Caía la
tarde roja sobre la selva misionera. Los últimos y sublimes kilómetros en
descenso, como un tobogán infantil nos desembocaron en El Soberbio. Con un mapa
trazado a mano por una amiga, hicimos parada en la chacra de don Irineo.
En una
rústica casita de madera y media hectárea de terreno, éste humilde hombre
cultivó sus alimentos y la bondad de recibir viajeros. Él no anotaba la fecha
de ingreso a su hogar, ni preguntaba el día de salida. Sólo precisaba saber el
nombre de quién llegaba para ofrecerle bananas, mamones, paltas , mandarinas y
limones. Pobre en todo caso no es quién no tiene, sino quién no consigue dar.
Irineo, con menos recursos económicos que Don Ramón, siempre lograba sacar un
conejo de la galera para compartir.
Media
hectárea de tierra fecunda para el cultivo de mandioca, maíz, pasto
cedrón, penicilina y otra cantidad de hierbas y frutos comestibles y medicinales tan
miscelánea como la gente que allí llegaba. El agua
para beber y lavar la loza provenía de un pozo, con un poco de grama, tierra y
ramas. Con la ayuda de un balde de plástico y una soga funcionaba de aljibe
natural, sin necesidad de colocar ningún químico que contamine el agua limpia.
La vivienda él mismo la había construido junto a uno de sus hijos, íntegramente de madera.
Tan sencilla y funcional que no cabía espacio para la superflua elegancia. El
resto del terreno era espacio libre para colocar las carpas de los itinerantes.
Irineo a
sus casi sesenta años, después de haber prestado servicio militar de joven (por obligación ciudadana), de conocer el frío desolado de la Patagonia como
soldado en el combate que nunca fue entre Argentina y Chile, y trabajar en la
dura vida de los obrajes, consiguió la posesión de un gran terreno en El
Soberbio. Con los años y el romance a flor de piel, fecundó y crió varios
hijos, a los cuales a medida que fueron creciendo otorgó pedazos de su tierra
hasta quedarse sin nada. Su sangre, herencia del pueblo Guaraní, nunca
comprendió la idea de adueñarse del suelo. Él sabe que la tierra que habitamos
es de todos y de nadie al mismo tiempo. No somos dueños, sino ocupantes
pasajeros. Entonces no tuvo problemas en dar aquello que jamás había poseído.

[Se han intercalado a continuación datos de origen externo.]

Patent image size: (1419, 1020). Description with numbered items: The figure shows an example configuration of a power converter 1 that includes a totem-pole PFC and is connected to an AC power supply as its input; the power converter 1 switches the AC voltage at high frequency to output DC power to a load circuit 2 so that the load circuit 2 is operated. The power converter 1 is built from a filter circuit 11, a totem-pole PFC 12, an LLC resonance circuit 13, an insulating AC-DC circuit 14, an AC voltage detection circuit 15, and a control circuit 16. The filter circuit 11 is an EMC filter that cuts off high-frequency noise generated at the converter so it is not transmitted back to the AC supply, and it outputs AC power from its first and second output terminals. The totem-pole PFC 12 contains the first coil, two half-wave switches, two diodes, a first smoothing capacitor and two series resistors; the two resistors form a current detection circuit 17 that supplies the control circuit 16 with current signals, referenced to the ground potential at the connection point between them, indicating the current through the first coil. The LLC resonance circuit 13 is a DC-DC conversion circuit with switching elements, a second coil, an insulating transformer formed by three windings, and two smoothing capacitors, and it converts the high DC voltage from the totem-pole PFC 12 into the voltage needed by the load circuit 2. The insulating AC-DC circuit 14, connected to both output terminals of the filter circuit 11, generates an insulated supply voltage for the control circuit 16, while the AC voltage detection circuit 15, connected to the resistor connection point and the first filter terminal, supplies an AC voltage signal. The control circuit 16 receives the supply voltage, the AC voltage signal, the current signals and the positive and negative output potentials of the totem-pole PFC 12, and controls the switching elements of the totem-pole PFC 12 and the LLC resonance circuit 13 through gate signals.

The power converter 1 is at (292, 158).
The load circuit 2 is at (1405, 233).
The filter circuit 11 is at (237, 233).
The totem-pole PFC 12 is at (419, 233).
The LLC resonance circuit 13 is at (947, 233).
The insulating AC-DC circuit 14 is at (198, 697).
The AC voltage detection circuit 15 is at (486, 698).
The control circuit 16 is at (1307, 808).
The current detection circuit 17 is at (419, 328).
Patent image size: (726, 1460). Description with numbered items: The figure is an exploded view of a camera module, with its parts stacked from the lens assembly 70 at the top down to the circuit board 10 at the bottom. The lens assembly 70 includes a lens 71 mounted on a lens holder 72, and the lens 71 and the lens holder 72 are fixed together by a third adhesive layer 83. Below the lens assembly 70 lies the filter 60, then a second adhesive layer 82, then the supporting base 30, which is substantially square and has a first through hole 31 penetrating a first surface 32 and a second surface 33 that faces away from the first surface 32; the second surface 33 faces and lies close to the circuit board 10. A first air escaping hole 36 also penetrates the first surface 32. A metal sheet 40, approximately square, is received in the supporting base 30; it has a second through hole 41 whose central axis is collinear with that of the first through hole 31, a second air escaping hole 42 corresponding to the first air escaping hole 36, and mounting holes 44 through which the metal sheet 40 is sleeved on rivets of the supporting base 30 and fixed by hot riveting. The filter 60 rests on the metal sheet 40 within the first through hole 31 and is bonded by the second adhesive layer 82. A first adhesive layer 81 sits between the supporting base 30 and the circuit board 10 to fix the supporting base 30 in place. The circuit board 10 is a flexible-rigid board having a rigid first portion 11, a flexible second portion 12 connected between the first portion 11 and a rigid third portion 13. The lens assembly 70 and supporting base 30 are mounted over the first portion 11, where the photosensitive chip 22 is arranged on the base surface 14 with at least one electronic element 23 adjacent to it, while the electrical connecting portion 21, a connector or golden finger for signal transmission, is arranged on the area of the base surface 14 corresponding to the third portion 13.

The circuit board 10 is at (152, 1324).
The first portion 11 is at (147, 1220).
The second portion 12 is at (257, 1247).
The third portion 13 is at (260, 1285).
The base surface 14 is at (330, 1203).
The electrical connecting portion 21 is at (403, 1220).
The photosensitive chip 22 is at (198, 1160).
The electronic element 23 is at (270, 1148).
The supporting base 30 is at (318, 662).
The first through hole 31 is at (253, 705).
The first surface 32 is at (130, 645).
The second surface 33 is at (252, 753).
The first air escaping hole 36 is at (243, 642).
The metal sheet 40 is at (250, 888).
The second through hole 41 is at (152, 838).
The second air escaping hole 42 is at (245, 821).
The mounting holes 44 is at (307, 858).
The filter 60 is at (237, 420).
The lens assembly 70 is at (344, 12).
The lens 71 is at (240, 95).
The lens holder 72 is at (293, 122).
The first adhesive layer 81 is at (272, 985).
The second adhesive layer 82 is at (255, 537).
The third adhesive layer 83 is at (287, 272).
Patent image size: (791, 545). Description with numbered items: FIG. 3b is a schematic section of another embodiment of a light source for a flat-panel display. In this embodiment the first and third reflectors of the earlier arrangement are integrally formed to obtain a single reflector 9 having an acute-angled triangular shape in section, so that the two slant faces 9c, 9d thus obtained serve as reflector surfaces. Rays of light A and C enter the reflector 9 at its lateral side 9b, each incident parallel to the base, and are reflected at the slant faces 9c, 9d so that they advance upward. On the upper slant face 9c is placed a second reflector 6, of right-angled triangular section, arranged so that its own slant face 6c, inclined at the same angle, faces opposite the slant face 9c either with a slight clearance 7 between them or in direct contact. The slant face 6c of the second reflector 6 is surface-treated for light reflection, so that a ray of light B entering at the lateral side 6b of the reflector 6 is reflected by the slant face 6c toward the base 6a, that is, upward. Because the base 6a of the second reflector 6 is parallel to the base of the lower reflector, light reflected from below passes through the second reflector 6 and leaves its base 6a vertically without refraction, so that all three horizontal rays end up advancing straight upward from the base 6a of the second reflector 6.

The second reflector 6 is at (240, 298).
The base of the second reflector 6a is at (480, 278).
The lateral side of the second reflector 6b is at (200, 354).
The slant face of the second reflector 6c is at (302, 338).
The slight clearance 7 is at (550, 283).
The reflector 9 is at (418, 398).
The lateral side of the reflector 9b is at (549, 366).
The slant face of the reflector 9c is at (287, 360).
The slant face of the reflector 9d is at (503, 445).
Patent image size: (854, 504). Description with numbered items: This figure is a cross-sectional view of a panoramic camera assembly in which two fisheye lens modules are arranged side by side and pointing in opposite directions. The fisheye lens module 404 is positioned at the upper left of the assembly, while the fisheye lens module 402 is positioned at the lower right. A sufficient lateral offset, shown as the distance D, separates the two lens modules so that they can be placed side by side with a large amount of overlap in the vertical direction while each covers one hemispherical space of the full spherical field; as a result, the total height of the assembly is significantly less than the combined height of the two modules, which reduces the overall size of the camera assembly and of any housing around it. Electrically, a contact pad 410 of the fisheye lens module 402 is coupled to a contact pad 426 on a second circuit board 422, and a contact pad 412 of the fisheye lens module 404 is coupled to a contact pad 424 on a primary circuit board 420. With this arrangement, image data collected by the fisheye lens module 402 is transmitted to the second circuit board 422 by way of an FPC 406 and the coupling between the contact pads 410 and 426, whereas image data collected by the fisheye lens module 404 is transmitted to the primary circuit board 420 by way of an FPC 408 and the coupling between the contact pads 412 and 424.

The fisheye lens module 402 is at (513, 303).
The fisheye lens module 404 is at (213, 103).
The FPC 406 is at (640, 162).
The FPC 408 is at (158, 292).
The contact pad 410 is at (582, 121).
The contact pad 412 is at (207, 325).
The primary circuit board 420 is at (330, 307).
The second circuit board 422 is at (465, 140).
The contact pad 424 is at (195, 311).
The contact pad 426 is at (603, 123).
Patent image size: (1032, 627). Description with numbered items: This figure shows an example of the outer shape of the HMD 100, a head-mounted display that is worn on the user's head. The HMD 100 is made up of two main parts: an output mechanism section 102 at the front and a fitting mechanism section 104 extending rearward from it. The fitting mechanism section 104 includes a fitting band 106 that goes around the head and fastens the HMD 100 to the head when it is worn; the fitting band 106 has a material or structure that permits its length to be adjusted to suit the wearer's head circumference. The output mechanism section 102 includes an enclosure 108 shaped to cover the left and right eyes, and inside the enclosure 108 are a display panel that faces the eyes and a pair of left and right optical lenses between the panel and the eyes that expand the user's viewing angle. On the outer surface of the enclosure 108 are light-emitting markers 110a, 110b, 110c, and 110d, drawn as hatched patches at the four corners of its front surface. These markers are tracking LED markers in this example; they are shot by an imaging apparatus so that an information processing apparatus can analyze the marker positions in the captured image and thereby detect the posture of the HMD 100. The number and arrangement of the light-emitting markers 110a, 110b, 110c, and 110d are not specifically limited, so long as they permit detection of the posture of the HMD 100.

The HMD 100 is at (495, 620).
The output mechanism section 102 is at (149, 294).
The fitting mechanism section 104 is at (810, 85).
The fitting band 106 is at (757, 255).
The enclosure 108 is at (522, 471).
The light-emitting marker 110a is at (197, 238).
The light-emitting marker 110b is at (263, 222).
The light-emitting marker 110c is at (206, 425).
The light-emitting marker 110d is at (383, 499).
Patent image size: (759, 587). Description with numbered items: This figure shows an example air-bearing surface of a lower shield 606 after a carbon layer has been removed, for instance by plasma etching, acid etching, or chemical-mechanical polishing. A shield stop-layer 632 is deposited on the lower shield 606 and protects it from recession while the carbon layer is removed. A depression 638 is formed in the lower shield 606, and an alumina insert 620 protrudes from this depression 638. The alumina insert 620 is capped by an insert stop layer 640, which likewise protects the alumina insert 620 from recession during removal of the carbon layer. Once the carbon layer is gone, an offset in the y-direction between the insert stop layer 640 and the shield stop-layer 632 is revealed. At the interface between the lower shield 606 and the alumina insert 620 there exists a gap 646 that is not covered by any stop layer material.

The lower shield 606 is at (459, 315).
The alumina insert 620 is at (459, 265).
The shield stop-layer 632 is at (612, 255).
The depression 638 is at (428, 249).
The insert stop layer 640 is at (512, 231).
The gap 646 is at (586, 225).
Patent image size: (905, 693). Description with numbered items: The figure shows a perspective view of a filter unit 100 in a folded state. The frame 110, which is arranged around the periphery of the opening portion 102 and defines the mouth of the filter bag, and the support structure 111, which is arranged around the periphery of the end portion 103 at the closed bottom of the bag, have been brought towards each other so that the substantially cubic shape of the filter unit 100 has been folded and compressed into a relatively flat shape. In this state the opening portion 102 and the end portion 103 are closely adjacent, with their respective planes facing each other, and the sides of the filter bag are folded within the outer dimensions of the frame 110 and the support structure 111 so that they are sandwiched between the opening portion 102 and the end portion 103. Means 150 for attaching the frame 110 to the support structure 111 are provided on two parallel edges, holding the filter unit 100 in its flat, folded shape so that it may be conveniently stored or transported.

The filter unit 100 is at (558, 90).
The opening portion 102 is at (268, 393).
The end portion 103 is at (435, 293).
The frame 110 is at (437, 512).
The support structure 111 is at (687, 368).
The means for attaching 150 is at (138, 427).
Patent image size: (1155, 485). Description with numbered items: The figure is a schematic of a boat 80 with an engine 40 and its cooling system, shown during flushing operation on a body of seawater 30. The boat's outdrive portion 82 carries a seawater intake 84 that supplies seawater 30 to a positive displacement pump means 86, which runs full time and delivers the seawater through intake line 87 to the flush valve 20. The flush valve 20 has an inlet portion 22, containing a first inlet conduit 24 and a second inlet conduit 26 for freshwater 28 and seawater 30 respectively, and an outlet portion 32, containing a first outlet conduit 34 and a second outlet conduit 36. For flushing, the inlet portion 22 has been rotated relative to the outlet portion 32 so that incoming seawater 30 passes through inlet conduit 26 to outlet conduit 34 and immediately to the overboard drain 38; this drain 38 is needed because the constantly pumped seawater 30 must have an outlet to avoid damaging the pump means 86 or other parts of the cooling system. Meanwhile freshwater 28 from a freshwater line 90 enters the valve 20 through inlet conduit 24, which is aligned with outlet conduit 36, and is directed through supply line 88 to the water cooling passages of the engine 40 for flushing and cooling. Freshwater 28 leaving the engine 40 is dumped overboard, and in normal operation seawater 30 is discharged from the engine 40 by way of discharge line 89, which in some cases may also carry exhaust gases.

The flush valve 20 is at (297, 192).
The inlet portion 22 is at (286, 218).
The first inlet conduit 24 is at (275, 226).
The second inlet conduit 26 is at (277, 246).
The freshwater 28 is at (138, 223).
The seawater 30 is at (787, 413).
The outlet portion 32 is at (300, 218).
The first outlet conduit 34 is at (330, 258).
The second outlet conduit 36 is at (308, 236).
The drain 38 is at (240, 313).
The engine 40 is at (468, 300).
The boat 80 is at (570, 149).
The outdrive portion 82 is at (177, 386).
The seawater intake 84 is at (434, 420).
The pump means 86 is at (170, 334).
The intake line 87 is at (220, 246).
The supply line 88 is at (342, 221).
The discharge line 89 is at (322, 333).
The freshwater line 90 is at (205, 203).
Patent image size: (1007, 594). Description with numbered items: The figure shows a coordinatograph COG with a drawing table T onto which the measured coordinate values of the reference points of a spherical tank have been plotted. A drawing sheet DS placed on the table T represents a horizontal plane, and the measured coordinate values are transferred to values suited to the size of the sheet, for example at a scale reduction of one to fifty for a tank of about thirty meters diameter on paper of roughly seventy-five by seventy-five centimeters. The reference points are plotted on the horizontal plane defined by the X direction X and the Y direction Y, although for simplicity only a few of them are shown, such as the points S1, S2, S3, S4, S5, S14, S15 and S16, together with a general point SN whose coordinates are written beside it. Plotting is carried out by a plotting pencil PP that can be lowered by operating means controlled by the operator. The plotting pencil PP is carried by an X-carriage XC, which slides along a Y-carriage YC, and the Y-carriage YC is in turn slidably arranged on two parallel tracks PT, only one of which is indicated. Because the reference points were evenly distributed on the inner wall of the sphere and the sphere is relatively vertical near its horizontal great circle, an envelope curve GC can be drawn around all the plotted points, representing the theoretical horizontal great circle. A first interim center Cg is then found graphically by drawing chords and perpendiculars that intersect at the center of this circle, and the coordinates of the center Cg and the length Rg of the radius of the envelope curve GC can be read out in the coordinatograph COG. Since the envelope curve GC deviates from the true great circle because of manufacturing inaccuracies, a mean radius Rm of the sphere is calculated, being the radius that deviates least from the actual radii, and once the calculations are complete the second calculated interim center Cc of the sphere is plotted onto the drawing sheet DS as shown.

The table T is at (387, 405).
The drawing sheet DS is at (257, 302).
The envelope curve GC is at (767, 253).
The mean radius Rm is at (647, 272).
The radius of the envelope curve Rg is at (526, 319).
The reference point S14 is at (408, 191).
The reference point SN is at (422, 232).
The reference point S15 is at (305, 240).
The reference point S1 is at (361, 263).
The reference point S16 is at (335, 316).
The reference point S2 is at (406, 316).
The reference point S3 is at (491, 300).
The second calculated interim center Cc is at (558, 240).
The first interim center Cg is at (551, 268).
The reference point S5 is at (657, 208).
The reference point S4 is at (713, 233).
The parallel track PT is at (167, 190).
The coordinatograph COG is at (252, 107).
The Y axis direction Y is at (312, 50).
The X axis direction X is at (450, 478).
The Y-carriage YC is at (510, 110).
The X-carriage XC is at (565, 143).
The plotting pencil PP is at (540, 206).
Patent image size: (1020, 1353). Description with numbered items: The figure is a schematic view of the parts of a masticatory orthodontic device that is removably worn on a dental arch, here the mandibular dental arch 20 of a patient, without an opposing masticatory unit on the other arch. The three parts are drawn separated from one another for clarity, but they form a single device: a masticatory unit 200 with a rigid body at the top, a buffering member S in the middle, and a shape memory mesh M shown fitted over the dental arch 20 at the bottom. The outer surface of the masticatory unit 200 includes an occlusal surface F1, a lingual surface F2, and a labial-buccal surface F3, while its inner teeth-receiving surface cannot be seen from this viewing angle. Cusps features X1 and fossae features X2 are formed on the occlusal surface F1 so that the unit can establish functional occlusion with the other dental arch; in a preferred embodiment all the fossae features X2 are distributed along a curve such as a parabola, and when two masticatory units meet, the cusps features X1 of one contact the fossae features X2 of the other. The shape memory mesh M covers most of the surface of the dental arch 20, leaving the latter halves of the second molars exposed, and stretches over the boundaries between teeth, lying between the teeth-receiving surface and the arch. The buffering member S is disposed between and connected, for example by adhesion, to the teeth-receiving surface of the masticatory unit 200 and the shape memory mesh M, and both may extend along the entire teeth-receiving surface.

El desapego hecho acción. Y el universo le agradeció. Un día una vecina le
prestó por tiempo indefinido ese terreno donde habita actualmente con aquellos
que giran por el mundo y lo visitan.
Mientras moramos por el transcurso de dos semanas con él, compartimos comidas a leña, música, conocimientos en artesanía y botánica, duchazos en el Río Uruguay, con él y otros nómades de diferentes parte de Argentina, Chile, Brasil y Uruguay.
Quizás ninguno conserve buenas vestimentas, quizás todos trabajebamos con el arte callejero, donde a veces se gane más aire libre y amistades que dinero, sin embargo ninguno es un bandido ni un corrupto en lo que hace. Creo que todos descubrimos que la libertad vale más que mil corbatas y que el sentido de comunidad se comprende una vez que se ha experimentado.